On parle souvent d’ouverture.
D’apprendre à ressentir.
De se reconnecter à son corps.
Mais on parle moins de ces moments où le corps se ferme.
Où il se contracte.
Où il s’engourdit.
Où il ne laisse plus rien passer.
Et si cette fermeture n’était pas un problème…
mais une protection ?
Lors d’expériences trop intenses — peur, violence, humiliation, solitude, imprévisibilité — le système nerveux peut être submergé.
Quand ni la fuite ni le combat ne sont possibles, le corps active une autre réponse : le figement, l’anesthésie, la dissociation.
C’est un mécanisme biologique de survie.
Automatique. Intelligent.
Le rythme cardiaque change.
La respiration se modifie.
Certaines zones du cerveau liées aux sensations et aux émotions diminuent leur activité.
Le corps réduit l’accès au ressenti pour éviter l’effondrement.

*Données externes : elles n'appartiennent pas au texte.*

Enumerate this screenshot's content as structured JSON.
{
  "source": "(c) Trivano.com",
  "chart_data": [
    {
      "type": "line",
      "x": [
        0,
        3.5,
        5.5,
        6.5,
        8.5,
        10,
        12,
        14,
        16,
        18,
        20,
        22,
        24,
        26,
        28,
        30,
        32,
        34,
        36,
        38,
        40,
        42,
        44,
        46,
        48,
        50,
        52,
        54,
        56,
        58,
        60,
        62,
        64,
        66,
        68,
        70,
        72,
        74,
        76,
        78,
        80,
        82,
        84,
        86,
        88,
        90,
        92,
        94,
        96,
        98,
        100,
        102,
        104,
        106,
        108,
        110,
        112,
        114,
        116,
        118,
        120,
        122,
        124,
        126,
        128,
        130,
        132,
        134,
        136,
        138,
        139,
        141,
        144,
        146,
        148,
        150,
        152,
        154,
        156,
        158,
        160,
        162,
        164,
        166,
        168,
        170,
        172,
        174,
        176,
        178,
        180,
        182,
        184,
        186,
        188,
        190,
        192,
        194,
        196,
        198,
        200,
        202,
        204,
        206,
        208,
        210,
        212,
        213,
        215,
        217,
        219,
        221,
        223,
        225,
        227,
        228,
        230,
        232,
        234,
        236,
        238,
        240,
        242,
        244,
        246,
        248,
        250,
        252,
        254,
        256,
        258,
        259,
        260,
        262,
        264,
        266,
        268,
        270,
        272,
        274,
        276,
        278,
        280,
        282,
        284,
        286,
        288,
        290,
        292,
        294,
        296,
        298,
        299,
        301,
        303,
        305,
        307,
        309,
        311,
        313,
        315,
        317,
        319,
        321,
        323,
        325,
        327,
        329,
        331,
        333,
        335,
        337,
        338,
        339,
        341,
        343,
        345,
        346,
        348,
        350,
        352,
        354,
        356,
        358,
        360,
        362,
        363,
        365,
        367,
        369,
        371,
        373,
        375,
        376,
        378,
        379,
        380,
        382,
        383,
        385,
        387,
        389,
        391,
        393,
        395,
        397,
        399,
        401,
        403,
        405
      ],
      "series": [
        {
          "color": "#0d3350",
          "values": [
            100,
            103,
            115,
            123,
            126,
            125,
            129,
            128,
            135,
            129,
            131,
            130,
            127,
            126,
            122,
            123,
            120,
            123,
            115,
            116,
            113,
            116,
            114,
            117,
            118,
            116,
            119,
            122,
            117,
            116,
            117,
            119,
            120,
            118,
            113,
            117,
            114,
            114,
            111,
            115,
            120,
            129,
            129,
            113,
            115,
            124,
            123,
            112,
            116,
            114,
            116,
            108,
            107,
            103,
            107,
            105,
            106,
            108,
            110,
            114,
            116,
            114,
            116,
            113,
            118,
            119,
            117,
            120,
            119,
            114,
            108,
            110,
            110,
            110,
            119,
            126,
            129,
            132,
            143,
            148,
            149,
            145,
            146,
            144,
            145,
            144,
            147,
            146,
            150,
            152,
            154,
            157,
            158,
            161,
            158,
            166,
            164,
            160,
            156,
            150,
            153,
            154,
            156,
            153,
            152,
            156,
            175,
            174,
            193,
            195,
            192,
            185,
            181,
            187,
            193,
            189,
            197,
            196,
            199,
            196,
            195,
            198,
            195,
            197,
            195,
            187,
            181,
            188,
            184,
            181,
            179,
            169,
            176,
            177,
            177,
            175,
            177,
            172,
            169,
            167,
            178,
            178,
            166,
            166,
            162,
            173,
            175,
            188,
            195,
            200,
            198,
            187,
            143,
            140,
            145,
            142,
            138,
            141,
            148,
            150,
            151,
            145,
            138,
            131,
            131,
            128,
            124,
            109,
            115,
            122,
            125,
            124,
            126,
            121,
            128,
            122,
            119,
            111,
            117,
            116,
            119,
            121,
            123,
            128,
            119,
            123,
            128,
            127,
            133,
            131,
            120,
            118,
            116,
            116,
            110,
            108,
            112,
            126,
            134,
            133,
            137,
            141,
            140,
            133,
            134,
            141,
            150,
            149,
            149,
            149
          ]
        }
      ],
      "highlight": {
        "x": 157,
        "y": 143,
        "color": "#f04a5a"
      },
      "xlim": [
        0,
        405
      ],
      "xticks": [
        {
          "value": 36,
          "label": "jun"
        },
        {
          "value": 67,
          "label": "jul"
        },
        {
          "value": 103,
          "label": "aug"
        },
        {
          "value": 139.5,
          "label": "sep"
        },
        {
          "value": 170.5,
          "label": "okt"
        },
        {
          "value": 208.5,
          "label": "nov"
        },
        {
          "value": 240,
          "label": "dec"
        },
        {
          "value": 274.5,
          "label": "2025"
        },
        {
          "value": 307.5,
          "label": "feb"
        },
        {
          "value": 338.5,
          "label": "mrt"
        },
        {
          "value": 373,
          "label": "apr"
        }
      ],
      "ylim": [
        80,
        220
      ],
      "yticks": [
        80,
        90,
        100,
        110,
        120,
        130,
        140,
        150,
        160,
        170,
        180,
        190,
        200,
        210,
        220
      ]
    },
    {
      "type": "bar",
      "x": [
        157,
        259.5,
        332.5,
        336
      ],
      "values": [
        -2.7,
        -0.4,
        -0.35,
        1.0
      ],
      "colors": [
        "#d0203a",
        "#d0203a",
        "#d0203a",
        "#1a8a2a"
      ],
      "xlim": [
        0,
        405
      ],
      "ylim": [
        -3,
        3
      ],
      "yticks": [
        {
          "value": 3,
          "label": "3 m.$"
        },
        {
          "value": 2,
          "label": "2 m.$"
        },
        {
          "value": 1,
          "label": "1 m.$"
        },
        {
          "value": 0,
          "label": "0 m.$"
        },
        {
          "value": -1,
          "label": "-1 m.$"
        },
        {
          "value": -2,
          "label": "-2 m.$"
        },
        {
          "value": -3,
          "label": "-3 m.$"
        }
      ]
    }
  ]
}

Alors plus tard, dans des contextes où le danger n’est plus là, il peut rester cette habitude de fermeture.
Comme un réflexe ancien.
Comme une armure devenue inconsciente.
Mais une armure n’est pas un défaut.
C’est une réponse.
Se reconnecter ne commence pas par forcer l’ouverture.
Cela commence par reconnaître que cette fermeture a eu une raison d’être.
Parfois, le corps ne demande pas d’être poussé.
Il demande d’être écouté.
Quand ton corps se ferme,
qu’essaie-t-il de protéger selon toi ?
Il n’y a pas de bonne réponse.
Juste une écoute possible. 🤍
Que ressens-tu dans ton corps lorsqu’il se ferme?